Les proches aidants ont droit à l'Allocation journalière de présence parentale (AJPP), qui permet d'être indemnisé pour chaque journée ou demi-journée passée auprès de l'enfant en situation de handicap. Mais Alice Moity n'en bénéficie pas car cette aide ne peut pas être cumulée au complément de l'Allocation d'éducation de l'enfant handicapé (AEEH), qui s'ajoute à l'allocation de base et vise à compenser les surcoûts et pertes financière.

«Budgétairement parlant, on ne peut pas se permettre de perdre ce complément, explique-t-elle. Non seulement la prise en charge de Sacha est très coûteuse mais nous avons aussi deux autres fils adolescents qui ne vont pas arrêter leurs études parce qu'ils ont un frère polyhandicapé. C'est hors de question.»

«Tout tourne autour de Sacha»

«Tout tourne autour de Sacha», au point qu'Alice Moity a parfois eu peur de voir l'harmonie familiale voler en éclats. «Avec mon mari on se réveille entre sept et onze fois par nuit, personne ne nous aide. Il faut se dire qu'on s'occupe d'un nouveau-né depuis six ans et demi. C'est très éprouvant pour un couple. Nous avons la chance d'être restés mariés mais on a toujours entendu dire qu'il y a énormément de divorces dans le monde du handicap».

Les deux grands frères du petit garçon, âgés de 16 et 17 ans, sont «très aidants» eux-aussi. «Quand ils nous sentent fatigués ils restent à la maison, affirme leur mère. Ils vont inviter des copains plutôt que de se faire inviter, comme ça ils peuvent nous aider».

«On n'est jamais tranquilles, on est épuisés et pas assez accompagnés, confie Alice Moity. J'aurais pu m'effondrer de nombreuses fois, et il n'y aurait eu personne pour me rattraper. Malheureusement quand on a besoin d'une aide c'est énormément de formalités, ça prend des mois alors que l'épuisement c'est maintenant et tout de suite. Si on était vraiment aidé, on n'arriverait pas à ce stade d'épuisement, on serait dans un équilibre de vie pour l'aidant comme pour l'aidé.»
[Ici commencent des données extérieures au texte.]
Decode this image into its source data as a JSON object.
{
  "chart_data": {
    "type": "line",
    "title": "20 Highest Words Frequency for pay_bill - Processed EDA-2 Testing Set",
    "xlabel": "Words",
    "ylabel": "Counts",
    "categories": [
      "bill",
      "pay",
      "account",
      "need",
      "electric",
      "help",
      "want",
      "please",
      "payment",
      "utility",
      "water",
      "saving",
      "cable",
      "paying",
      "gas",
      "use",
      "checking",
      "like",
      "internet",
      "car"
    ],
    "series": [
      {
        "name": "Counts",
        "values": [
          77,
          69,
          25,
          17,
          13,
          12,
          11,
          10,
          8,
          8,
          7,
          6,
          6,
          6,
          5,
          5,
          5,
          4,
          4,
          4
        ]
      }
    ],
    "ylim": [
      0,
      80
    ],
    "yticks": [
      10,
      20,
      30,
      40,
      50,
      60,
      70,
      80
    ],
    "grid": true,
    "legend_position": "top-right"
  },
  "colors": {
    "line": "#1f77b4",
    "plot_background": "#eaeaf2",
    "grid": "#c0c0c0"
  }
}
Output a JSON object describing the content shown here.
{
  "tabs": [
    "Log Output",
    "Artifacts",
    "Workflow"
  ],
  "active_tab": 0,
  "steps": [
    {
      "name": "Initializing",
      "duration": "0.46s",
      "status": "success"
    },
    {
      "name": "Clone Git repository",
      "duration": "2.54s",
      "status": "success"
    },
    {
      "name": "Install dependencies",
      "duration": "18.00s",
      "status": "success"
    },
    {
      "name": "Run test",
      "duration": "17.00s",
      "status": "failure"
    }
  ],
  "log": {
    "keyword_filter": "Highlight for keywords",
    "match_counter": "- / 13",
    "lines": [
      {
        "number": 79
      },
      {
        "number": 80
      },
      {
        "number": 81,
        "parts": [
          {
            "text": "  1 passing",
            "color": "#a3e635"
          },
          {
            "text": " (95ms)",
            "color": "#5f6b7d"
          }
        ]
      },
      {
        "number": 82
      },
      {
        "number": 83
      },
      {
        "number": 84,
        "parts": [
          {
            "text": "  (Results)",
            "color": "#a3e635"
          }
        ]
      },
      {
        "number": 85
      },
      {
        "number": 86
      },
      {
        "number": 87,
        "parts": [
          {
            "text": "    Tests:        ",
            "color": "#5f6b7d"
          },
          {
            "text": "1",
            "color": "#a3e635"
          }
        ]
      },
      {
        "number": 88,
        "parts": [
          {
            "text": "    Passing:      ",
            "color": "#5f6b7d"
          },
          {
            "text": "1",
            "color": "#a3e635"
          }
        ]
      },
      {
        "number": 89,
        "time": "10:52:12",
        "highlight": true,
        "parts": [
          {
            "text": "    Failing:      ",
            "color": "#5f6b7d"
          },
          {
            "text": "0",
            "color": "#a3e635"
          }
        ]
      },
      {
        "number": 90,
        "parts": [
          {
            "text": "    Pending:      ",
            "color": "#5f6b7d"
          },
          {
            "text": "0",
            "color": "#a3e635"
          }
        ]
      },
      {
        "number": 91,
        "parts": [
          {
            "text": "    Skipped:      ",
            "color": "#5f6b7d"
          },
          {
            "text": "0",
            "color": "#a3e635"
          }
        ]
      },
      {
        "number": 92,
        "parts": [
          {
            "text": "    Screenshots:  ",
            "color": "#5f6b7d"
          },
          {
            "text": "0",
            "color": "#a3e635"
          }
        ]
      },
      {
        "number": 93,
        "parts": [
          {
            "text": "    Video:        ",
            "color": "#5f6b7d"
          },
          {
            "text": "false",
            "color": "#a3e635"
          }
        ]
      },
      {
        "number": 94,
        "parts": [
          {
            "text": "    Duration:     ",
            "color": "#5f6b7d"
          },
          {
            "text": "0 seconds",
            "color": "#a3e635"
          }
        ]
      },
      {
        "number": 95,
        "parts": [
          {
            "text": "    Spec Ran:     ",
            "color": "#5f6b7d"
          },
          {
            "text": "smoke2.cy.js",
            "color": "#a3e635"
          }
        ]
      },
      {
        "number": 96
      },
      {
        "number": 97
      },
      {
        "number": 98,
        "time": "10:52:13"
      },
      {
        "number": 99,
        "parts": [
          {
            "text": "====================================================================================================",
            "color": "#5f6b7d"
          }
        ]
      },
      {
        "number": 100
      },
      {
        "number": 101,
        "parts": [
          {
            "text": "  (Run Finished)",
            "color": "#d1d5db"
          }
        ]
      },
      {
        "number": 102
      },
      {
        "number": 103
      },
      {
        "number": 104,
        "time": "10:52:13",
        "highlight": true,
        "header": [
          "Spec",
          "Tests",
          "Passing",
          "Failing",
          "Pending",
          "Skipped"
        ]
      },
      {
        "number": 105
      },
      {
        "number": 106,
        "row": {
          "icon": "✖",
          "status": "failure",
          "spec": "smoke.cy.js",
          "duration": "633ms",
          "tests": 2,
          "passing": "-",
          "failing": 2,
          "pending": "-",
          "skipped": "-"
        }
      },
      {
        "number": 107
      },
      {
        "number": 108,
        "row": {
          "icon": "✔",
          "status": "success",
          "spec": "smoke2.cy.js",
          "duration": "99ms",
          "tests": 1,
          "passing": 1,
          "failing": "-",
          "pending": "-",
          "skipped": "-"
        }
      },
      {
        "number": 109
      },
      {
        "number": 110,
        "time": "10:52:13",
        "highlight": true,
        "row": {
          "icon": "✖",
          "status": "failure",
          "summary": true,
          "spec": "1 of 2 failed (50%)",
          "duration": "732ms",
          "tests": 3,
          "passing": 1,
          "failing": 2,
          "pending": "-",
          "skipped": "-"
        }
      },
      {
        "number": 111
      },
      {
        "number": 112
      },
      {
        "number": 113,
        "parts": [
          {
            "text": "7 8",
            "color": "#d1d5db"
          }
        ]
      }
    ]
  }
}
Entraînée dans ce quotidien effrené et difficile, Alice Moity a connu le burn out «à plusieurs reprises». «Les aidants sacrifient leur bien-être pour celui des aidés, c'est certain, alors que l'aidé ne peut aller bien que si l'aidant va bien lui aussi. J'ai eu une fracture du genou et d'autres soucis médicaux qui n'ont pas été soignés. Qu'est-ce que je fais de Sacha si je dois aller à un rendez-vous médical ? Je n'ai pas le temps de prendre soin de moi parce que je n'ai pas le dispositif qui me permettrait de le faire».

Pour trouver du soutien et du réconfort, cette maman aux allures de super héroïne compte davantage sur le monde associatif que sur les pouvoirs publics. Elle a d'ailleurs créé sa propre association, SA CHAnce, notamment pour «redonner de l'espoir aux autres aidants».

«Quand vous apprenez que votre enfant va être dépendant, votre vie prend un virage à 360. C’est un enfant qui n’aura jamais d’enfant, qui ne fera jamais d’études et ne dira jamais bonne fête maman ou bonne fête papa, mais ça ne veut pas dire que la vie est foutue. Il ne faut rien abandonner, il faut apprendre à s'adapter.»